CGT hike not as bad as feared

As predicted Rachel Reeves hiked Capital Gains Tax (CGT) – however the changes she announced were less drastic than many had feared.

CGT is tax on any profits or gains you make when you dispose of an asset. Assets not only apply to the sale or exit of business but can also apply to the sale of items such as offices and trademarks. Even the goodwill built up by your company could ultimately be taxable.

The chancellor announced that the lower capital gains tax rate will be increased to 18 per cent from 10 per cent, while the higher rate will climb to 24 per cent from 20 per cent. The changes are expected to bring in £2.5billion for the Treasury.

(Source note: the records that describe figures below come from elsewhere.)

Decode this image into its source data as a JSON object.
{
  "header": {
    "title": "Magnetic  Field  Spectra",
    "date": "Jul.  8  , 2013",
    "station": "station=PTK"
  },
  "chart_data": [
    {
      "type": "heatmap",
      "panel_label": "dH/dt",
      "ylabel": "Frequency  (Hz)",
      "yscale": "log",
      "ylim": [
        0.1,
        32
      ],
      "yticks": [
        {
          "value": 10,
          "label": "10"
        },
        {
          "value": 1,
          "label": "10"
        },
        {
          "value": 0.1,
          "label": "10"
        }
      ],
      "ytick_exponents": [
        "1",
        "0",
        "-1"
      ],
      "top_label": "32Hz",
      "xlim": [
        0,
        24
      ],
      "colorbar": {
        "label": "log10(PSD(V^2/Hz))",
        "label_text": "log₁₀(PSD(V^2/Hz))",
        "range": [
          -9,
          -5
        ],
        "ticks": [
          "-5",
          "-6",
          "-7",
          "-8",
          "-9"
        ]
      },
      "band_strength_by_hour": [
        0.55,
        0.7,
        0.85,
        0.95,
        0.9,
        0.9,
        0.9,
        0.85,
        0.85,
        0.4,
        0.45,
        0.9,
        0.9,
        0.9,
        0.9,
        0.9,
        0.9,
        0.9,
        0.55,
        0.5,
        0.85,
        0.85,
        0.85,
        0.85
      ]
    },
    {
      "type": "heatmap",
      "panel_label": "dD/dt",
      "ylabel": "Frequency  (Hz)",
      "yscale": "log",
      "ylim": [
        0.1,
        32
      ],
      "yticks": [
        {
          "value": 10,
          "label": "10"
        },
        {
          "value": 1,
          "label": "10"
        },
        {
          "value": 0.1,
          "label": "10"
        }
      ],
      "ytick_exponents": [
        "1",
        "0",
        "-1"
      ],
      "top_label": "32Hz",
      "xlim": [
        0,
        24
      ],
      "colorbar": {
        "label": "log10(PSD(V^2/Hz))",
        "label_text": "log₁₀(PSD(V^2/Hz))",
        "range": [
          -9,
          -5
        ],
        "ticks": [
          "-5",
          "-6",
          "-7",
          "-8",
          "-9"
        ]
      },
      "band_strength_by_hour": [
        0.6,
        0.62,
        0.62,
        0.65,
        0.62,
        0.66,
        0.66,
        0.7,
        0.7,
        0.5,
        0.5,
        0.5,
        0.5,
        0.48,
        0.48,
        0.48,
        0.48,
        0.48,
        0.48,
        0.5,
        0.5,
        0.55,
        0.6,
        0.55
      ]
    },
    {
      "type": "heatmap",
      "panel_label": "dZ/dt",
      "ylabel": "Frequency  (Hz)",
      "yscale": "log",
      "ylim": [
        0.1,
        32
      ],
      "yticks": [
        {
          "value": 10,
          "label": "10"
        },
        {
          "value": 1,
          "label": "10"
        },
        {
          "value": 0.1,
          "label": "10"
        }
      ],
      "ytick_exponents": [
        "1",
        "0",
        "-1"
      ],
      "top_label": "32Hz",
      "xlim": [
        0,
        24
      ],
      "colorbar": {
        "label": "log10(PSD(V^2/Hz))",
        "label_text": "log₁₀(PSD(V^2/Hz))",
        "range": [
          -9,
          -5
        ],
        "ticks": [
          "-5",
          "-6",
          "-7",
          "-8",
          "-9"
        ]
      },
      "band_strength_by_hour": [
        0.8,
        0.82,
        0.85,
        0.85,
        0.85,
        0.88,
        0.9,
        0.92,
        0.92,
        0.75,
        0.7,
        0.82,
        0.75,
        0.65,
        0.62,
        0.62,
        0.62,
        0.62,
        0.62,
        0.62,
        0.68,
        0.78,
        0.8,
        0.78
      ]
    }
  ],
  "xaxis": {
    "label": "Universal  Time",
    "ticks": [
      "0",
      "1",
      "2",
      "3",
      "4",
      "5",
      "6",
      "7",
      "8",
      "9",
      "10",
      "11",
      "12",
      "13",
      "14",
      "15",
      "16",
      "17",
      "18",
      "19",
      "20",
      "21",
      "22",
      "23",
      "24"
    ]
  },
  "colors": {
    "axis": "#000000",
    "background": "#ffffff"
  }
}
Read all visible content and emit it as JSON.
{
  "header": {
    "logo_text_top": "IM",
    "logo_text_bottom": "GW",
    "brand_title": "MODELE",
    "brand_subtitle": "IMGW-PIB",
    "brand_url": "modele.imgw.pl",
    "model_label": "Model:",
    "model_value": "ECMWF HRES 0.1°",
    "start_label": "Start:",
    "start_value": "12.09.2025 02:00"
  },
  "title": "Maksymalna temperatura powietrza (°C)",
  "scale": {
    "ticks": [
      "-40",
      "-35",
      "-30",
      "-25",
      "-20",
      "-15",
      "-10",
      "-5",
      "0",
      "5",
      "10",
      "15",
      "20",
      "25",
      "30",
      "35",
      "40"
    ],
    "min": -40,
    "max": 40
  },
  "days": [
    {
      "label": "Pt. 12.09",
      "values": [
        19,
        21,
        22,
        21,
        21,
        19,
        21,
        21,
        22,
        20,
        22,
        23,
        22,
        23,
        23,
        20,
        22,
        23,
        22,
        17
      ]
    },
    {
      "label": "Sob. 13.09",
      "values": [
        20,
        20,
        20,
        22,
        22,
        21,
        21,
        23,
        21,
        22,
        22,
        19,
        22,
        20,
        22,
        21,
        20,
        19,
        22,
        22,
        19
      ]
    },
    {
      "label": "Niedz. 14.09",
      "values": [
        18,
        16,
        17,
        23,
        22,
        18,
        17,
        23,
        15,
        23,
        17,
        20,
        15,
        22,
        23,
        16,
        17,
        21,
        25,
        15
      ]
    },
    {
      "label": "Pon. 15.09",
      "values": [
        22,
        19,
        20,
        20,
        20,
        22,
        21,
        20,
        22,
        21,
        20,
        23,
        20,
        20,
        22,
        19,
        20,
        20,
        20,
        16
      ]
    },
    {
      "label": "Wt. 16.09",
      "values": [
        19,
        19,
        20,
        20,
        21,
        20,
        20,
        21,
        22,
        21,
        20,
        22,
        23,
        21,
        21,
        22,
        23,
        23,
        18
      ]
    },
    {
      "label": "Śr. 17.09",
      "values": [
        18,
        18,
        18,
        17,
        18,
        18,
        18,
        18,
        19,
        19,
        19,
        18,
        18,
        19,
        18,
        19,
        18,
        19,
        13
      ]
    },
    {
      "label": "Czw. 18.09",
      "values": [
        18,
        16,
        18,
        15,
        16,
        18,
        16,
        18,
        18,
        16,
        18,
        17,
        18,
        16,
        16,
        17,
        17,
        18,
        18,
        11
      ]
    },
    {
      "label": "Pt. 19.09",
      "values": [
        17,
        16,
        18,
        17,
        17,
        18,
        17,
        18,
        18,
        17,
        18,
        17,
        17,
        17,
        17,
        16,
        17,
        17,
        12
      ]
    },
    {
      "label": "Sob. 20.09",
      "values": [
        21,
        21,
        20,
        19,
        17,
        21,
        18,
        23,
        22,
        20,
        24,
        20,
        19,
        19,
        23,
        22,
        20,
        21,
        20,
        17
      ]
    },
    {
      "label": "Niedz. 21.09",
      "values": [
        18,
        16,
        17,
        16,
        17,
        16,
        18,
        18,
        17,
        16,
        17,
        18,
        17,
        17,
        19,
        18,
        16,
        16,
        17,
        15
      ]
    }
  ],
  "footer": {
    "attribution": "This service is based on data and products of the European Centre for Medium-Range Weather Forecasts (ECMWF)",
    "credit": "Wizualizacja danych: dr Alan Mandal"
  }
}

However, she maintained the £1m lifetime limit on capital gains from the sale of all or part of a company under business asset disposal relief (BADR).

BADR will remain at 10 per cent this year, before rising to 14 per cent in April 2025, and to 18 per cent from 2026/27

The chancellor stressed that this still represented a “significant gap compared to the higher rate of capital gains tax.”

There were pre-Budget fears that hiking the rate would deter investment, not only in large businesses but in SMEs. Tech entrepreneurs were also worried about the future of BADR.

The Federation of Small Businesses (FSB) was among those that campaigned hard to retain entrepreneurs’ relief, which was under significant threat.

Many commentators called for it to be scrapped, which would have resulted in entrepreneurs paying the full rate of CGT.

In a post-Budget statement, the FSB said: Although the rate will gradually rise, it’s welcome that FSB’s campaigning has led to a discounted rate being kept, with a clear differential.

“This is really important for small business owners who have been planning to sell their businesses for their retirement in place of a pension.”